Mestafvoer vooral risico voor kleine bedrijven
Voor 2025 voorziet de bank, met name voor kleine en middelgrote bedrijven, een toename van de kostprijs van 1,5 tot 3 cent per kilogram melk. Deze toename zal volledig toe te schrijven zijn aan de kosten voor mestafvoer. Omdat grote bedrijven vaak al een verleden hebben met het afvoeren van mest verwacht de bank bij de grote melkveebedrijven weinig problemen.

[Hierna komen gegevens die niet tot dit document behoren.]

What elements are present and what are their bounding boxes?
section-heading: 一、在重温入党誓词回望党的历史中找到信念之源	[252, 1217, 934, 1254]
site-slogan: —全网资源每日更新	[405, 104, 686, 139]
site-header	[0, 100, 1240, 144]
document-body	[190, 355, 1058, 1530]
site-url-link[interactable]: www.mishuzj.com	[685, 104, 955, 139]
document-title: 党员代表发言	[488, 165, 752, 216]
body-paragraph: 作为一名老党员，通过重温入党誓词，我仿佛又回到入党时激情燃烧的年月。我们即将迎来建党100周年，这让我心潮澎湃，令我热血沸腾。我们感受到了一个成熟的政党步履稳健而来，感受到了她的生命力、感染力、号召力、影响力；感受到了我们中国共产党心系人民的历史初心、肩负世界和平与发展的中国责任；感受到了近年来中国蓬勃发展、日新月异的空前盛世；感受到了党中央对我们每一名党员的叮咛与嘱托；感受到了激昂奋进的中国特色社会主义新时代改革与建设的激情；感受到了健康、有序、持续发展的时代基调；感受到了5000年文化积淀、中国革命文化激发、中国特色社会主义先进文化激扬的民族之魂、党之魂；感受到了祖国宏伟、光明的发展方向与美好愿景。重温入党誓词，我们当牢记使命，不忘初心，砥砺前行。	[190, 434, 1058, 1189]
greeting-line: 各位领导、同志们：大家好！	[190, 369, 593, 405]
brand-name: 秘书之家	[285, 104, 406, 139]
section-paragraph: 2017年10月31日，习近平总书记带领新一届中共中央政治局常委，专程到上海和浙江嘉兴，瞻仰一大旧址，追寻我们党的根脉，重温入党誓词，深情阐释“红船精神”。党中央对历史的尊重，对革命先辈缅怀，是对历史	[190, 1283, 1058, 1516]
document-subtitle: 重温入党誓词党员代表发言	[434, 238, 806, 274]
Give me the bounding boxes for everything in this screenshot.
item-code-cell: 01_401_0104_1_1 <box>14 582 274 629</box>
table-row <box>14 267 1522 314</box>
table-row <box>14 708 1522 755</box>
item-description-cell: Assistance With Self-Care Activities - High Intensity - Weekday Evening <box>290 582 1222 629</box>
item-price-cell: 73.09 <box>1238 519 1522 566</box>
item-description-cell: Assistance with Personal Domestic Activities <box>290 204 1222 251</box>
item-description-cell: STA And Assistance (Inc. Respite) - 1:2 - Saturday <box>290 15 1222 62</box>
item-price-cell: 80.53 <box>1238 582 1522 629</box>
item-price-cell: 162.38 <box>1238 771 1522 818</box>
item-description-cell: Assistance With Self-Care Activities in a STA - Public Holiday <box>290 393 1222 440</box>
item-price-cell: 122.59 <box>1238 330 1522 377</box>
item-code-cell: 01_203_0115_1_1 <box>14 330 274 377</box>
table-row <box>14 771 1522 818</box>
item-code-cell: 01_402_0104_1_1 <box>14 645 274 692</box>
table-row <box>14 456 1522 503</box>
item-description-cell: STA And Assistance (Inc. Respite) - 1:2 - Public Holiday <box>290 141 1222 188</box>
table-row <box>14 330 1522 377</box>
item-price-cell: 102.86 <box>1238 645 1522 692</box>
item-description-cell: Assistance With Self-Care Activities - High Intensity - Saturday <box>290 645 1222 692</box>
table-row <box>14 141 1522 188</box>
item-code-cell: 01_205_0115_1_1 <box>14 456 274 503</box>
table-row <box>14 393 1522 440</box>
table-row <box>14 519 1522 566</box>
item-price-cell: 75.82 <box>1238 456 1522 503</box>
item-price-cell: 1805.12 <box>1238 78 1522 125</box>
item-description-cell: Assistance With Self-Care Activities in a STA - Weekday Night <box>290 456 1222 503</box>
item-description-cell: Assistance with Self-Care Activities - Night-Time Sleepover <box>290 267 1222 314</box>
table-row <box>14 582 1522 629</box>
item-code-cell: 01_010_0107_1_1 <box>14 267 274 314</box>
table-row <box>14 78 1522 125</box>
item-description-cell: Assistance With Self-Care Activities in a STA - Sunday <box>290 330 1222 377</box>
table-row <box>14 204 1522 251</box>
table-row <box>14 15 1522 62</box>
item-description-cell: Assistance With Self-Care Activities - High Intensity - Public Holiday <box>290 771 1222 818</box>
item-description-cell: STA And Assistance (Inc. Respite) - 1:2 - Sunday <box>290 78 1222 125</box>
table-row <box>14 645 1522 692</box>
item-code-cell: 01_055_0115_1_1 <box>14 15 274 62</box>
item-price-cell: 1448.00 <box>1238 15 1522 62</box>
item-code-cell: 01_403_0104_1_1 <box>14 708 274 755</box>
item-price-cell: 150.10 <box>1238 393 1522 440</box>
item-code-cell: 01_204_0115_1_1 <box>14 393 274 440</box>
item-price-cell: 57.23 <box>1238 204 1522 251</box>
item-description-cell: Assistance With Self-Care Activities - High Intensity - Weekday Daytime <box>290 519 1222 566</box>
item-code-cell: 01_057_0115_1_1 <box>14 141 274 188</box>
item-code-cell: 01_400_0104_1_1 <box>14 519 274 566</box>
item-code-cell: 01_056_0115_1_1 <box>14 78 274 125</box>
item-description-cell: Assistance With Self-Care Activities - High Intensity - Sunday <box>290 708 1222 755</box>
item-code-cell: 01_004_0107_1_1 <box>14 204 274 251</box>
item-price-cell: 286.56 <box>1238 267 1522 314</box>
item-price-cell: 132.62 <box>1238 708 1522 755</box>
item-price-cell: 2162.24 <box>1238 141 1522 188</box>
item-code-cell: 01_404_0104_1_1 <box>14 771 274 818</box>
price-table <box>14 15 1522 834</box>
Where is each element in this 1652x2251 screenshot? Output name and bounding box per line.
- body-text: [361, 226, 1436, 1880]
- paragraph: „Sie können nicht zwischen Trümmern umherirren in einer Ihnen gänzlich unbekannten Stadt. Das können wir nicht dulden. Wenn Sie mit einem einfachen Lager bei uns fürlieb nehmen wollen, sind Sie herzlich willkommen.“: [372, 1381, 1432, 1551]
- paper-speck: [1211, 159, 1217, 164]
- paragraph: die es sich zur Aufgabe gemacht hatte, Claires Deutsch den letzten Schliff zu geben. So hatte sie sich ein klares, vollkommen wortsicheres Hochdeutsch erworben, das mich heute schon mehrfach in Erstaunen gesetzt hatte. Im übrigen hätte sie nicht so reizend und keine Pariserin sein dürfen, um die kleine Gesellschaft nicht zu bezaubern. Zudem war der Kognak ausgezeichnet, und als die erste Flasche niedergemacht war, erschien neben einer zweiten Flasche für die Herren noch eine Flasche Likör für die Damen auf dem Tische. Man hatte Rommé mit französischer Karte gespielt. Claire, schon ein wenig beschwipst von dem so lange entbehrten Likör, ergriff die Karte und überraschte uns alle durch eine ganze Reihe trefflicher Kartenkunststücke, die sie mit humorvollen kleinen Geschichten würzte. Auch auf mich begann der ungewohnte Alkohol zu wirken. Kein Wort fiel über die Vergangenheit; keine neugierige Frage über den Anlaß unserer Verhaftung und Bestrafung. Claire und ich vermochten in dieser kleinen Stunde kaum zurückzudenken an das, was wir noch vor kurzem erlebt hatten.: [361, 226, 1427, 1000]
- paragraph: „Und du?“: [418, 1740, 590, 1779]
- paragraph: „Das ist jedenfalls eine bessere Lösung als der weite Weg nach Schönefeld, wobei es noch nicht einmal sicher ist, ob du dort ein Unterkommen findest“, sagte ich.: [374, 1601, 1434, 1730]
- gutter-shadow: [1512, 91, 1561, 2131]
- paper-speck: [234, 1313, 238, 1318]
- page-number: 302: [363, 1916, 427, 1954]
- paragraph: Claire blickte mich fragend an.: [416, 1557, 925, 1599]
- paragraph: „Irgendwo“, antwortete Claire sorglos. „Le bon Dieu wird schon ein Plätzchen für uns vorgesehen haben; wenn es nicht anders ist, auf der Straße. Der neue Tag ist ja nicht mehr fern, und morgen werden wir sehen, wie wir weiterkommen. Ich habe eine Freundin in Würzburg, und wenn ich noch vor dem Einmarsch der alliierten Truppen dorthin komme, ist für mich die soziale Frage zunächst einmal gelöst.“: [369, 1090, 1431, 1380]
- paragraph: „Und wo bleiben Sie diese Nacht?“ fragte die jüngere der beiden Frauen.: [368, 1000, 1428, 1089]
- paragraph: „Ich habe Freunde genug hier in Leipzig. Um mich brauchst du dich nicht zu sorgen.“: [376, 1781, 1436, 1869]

De ervaring leert dat de bank tot op heden nog geen bedrijven kent die acuut in de problemen zijn gekomen door de hogere mestafzetkosten. Een mogelijke verklaring is volgens ABN AMRO dat een deel van de melkveehouders de mest nu nog opslaan en op die manier de afvoerkosten voor zich uitschuiven. Een andere mogelijkheid is dat de afgelopen jaar gerealiseerde marges nu nog voldoende zijn om de kostprijsverhoging (tijdelijk) op te vangen.
Liquiditeit stijgt door in 2025
Voor 2025 verwacht ABN AMRO dat de melkprijs relatief hoog blijft en de extra kosten voor mestafzet worden gedekt. ‘Over de gehele linie verwachten we dat de kosten op een acceptabel niveau blijven en 2025 een positieve liquiditeitsontwikkeling zal laten zien. Tegelijkertijd bestaan er risico’s die op bedrijfsniveau voor geheel andere resultaten kunnen zorgen’, schrijft de bank. Met name de gevolgen van dierziektes, vergunningverlening en het onzekere overheidsbeleid kunnen een negatieve invloed hebben op de individuele resultaten. De bank verwacht, net als in de voorgaande jaren, een laag niveau van investeringen.